Huffman coding is one of the most simple compressing encoding schemes and can be implemented easily and efficiently. It also has the advantage of not being patented like other methods (e.g. arithmetic coding for example) which however are superior to Huffman coding in terms of resulting code length.

One thing not mentioned so far shall not be kept secret however: to decode our 96 bit of “brief wit” the potential receiver of the bit sequence does need the codes for all letters! In fact he doesn’t even know which letters are encoded at all! Adding this information, which is also called the “Huffman table” might use up more space than the original uncompressed sentence!
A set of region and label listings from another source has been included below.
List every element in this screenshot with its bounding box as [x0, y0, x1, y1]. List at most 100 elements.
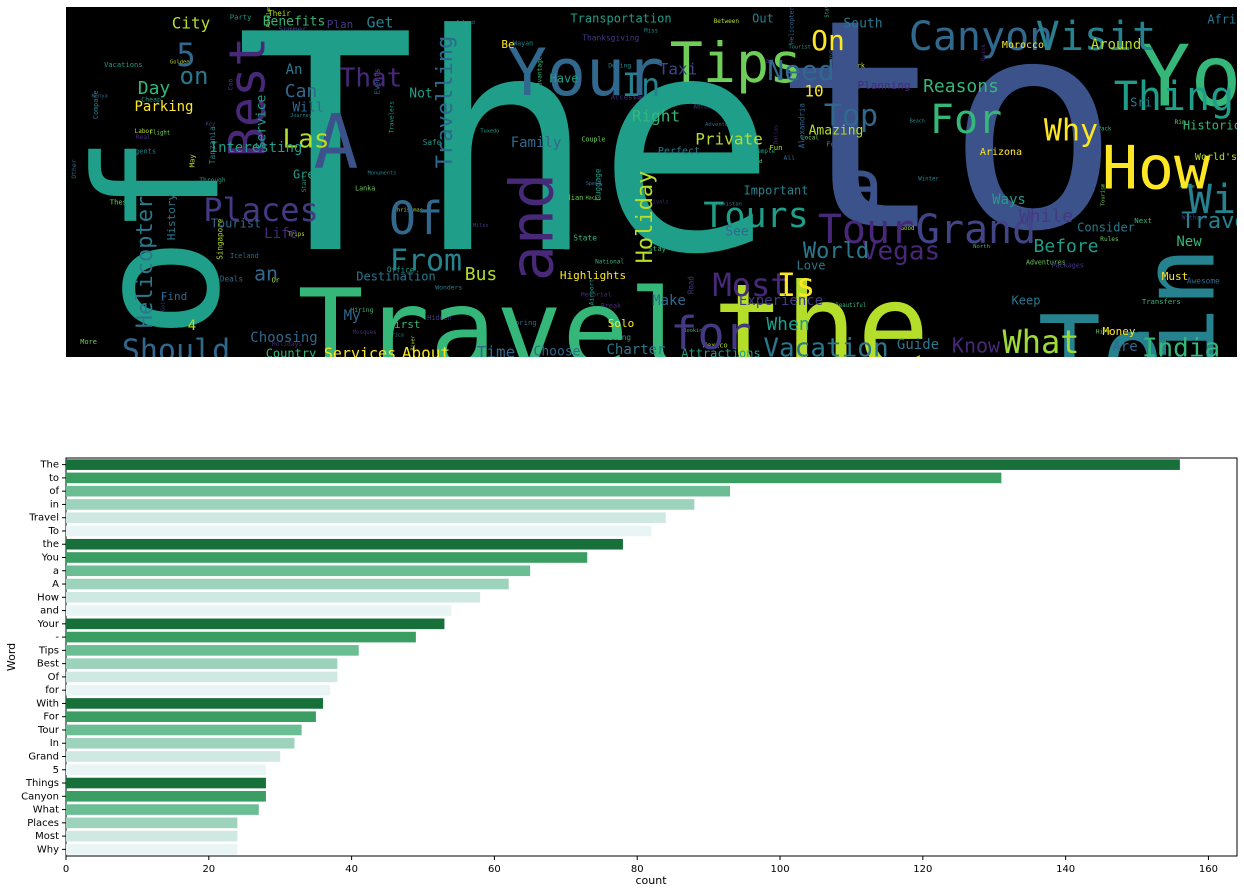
cloud-small-word: Peace	[1007, 202, 1015, 222]
cloud-word: Visit	[1036, 14, 1156, 60]
x-tick-labels: 0 20 40 60 80 100 120 140 160	[63, 856, 1218, 875]
cloud-word: You	[1139, 27, 1237, 126]
y-tick-label: In	[50, 738, 59, 749]
cloud-word: Travelling	[433, 36, 458, 168]
cloud-small-word: Safe	[423, 138, 442, 147]
cloud-small-word: Going	[161, 295, 167, 311]
cloud-word: Keep	[1012, 294, 1041, 308]
bar	[66, 631, 416, 643]
cloud-word: Interesting	[210, 140, 303, 156]
cloud-small-word: Summer	[279, 25, 307, 34]
cloud-small-word: More	[80, 338, 97, 346]
cloud-small-word: Egypt	[331, 185, 339, 205]
cloud-word: Need	[767, 54, 834, 87]
cloud-word: Grand	[916, 207, 1036, 253]
cloud-word: Family	[511, 135, 562, 151]
cloud-word: The	[235, 7, 777, 320]
cloud-word: India	[1142, 334, 1220, 358]
plot-area	[65, 457, 1238, 857]
cloud-small-word: Dream	[683, 153, 699, 159]
cloud-word: Destination	[356, 270, 435, 284]
cloud-small-word: Temple	[754, 149, 776, 155]
cloud-small-word: Quick	[981, 44, 987, 61]
cloud-small-word: Island	[456, 20, 475, 26]
cloud-word: Must	[1162, 270, 1189, 283]
x-tick-label: 60	[488, 864, 501, 875]
y-tick-label: Grand	[28, 752, 59, 763]
bar	[66, 645, 359, 656]
cloud-small-word: Compare	[92, 90, 100, 119]
bar	[66, 764, 266, 776]
cloud-word: Plan	[327, 18, 354, 31]
word-cloud-background	[66, 7, 1237, 357]
cloud-small-word: Dubai	[999, 150, 1015, 156]
bar	[66, 817, 238, 829]
y-tick-label: How	[37, 592, 59, 603]
cloud-word: Right	[632, 107, 680, 126]
cloud-small-word: Hidden	[427, 314, 452, 322]
y-tick-label: in	[50, 499, 59, 510]
cloud-small-word: Deals	[220, 275, 243, 284]
y-tick-label: For	[43, 712, 60, 723]
cloud-small-word: Luggage	[594, 168, 603, 201]
y-tick-label: to	[49, 473, 59, 484]
y-tick-label: You	[41, 553, 59, 564]
cloud-word: Helicopter	[133, 196, 158, 328]
cloud-small-word: Airport	[588, 279, 595, 306]
cloud-word: Know	[952, 334, 1001, 358]
cloud-word: Money	[1102, 325, 1135, 338]
cloud-word: Planning	[858, 79, 911, 92]
cloud-small-word: Adventure	[705, 122, 735, 128]
bar	[66, 605, 452, 616]
y-tick-label: Why	[37, 844, 59, 855]
word-cloud-small-words: Festivals Spend Temple Visa Park Summer Tanzan…	[70, 7, 1220, 351]
bar	[66, 684, 331, 696]
cloud-small-word: Cheap	[141, 95, 161, 103]
cloud-word: How	[1102, 134, 1211, 204]
cloud-word: Of	[389, 192, 443, 245]
bar	[66, 618, 445, 630]
cloud-small-word: Kenya	[92, 93, 108, 99]
cloud-small-word: Other	[70, 159, 78, 178]
y-tick-label: 5	[53, 765, 59, 776]
y-tick-label: With	[36, 698, 59, 709]
cloud-word: Choosing	[250, 330, 317, 346]
cloud-small-word: Events	[373, 69, 382, 95]
cloud-word: Your	[508, 36, 665, 111]
cloud-word: To	[1038, 294, 1164, 357]
y-tick-label: of	[49, 486, 59, 497]
cloud-word: for	[670, 307, 751, 357]
bar	[66, 844, 238, 855]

However: for longer texts the savings outweigh the added Huffman table length. One can also agree on a Huffman table to use that isn’t optimized for the exact text to be transmitted but is good in general. In the English language for example the letters “e” and “t” occur most often while “q” and “z” make up the least part of an average text and one can agree on one Huffman table to use that on average produces a good (=short) result. Once agreed upon it doesn’t have to be transmitted with every encoded text again.

One last thing to remember is that Huffman coding is not restricted to letters and text: it can be used for just any symbols, numbers or “abstract things” that can be assigned a bit sequence to. As such Huffman coding plays an important role in other compression algorithms like JPG compression for photos and MP3 for audio files.